Emphasizing that this folk tale was used to scare families into conforming to Christianity during Spanish Colonialism, the artist shares that it is something that is upheld today.

“To me, these misanthropic creatures hold a lot of memory of having to lie about my religion in order to get an education growing up when there was very little separation of church and state at the time,” explains Vivien. “They symbolize a fantasy of not belonging and fractured identity, neither here nor there, which I resonate with having moved from place to place, culture to culture, constantly being made to adopt new masks to fit in.”

Often incorporating the Devils and the practice of Mud Masking in her work, Vivien draws parallels between the festivals and the visceral and cathartic energy in her work.

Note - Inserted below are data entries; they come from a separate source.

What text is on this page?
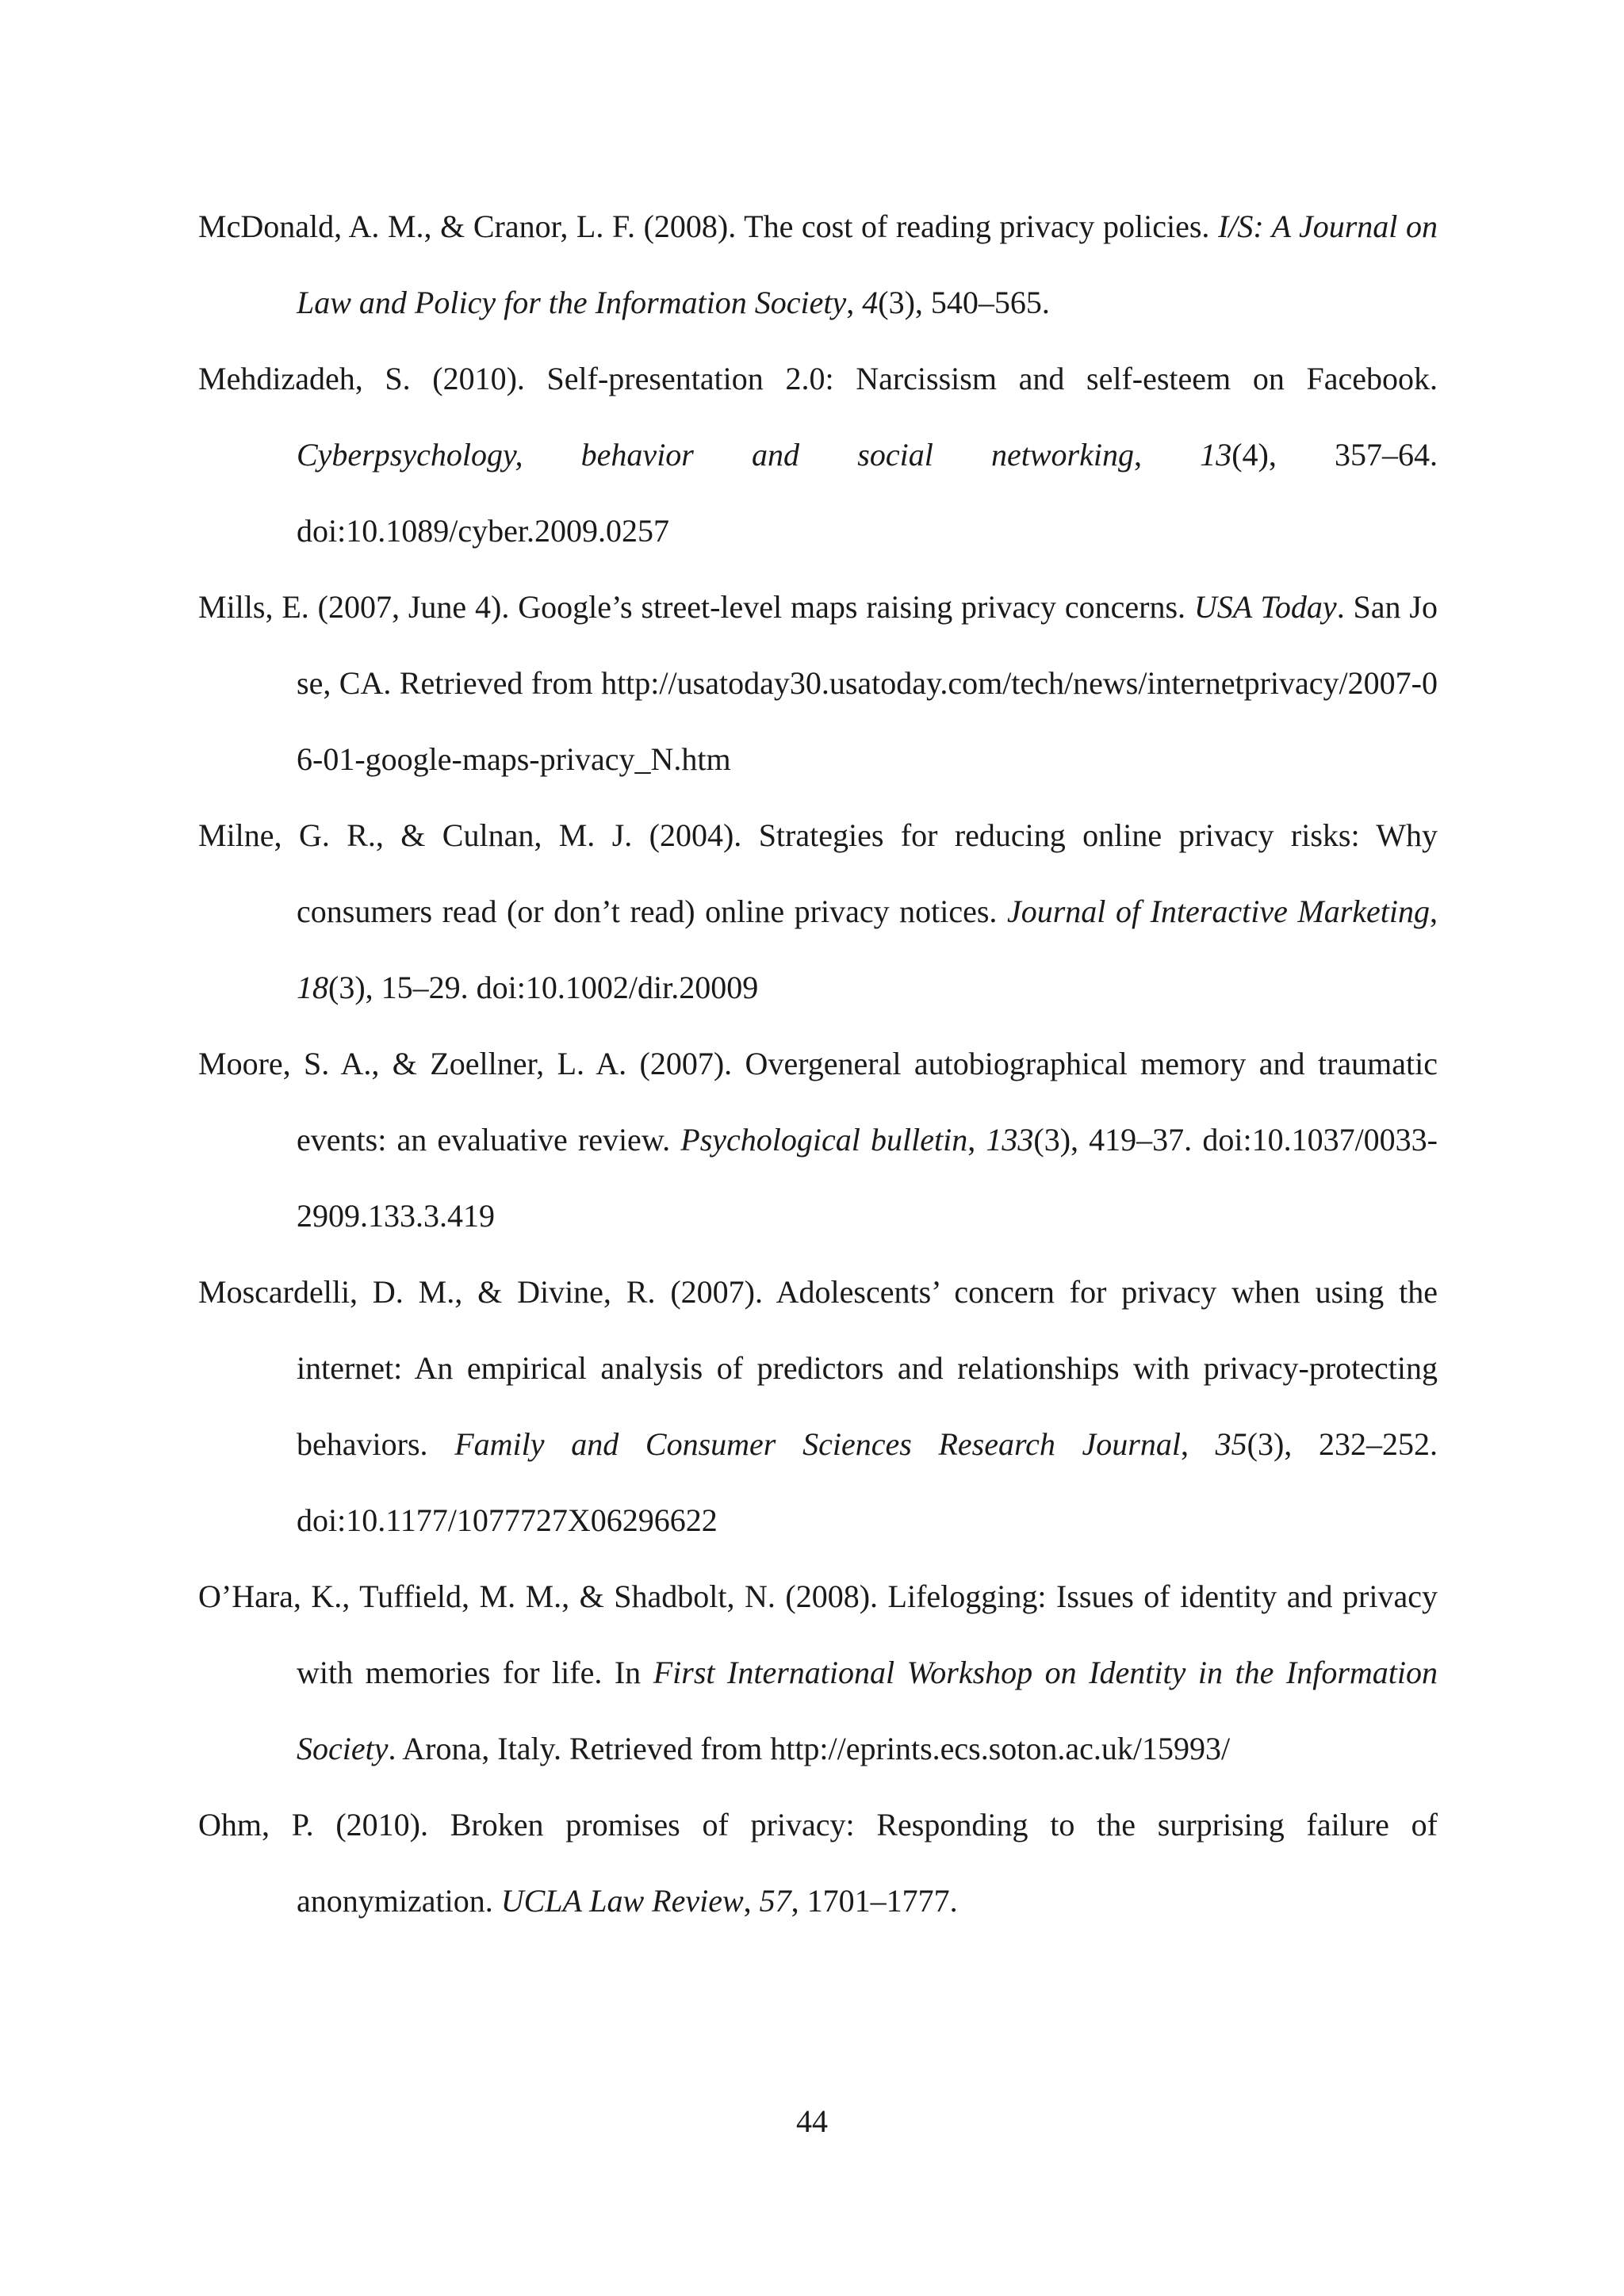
McDonald, A. M., & Cranor, L. F. (2008). The cost of reading privacy policies. I/S: A Journal on Law and Policy for the Information Society, 4(3), 540–565.

Mehdizadeh, S. (2010). Self-presentation 2.0: Narcissism and self-esteem on Facebook. Cyberpsychology, behavior and social networking, 13(4), 357–64. doi:10.1089/cyber.2009.0257

Mills, E. (2007, June 4). Google’s street-level maps raising privacy concerns. USA Today. San Jose, CA. Retrieved from http://usatoday30.usatoday.com/tech/news/internetprivacy/2007-06-01-google-maps-privacy_N.htm

Milne, G. R., & Culnan, M. J. (2004). Strategies for reducing online privacy risks: Why consumers read (or don’t read) online privacy notices. Journal of Interactive Marketing, 18(3), 15–29. doi:10.1002/dir.20009

Moore, S. A., & Zoellner, L. A. (2007). Overgeneral autobiographical memory and traumatic events: an evaluative review. Psychological bulletin, 133(3), 419–37. doi:10.1037/0033-2909.133.3.419

Moscardelli, D. M., & Divine, R. (2007). Adolescents’ concern for privacy when using the internet: An empirical analysis of predictors and relationships with privacy-protecting behaviors. Family and Consumer Sciences Research Journal, 35(3), 232–252. doi:10.1177/1077727X06296622

O’Hara, K., Tuffield, M. M., & Shadbolt, N. (2008). Lifelogging: Issues of identity and privacy with memories for life. In First International Workshop on Identity in the Information Society. Arona, Italy. Retrieved from http://eprints.ecs.soton.ac.uk/15993/

Ohm, P. (2010). Broken promises of privacy: Responding to the surprising failure of anonymization. UCLA Law Review, 57, 1701–1777.

44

An example of Mud Masking is her piece Dutty Mas in which she painted over oils with clay. “A derivative of the Jab Molassie, there is practice that marks the opening of Carnival called J’ouvert where participants flood the streets covering themselves in mud, paint, coloured pigment and chocolate and dance to traditional steel drum music,” said Vivien.

“While practicing art here in Vancouver, it has been important for me to share these histories and stories both to reclaim space for myself within a white North American context but also to teach a white North American audience about my history and my people,” said Vivien. “Now that I am moving back to Trinidad to practice there, I look forward to diving deeper into our Indigenous history and learning for myself so that I may bring even more traditional Caribbean history to my work.”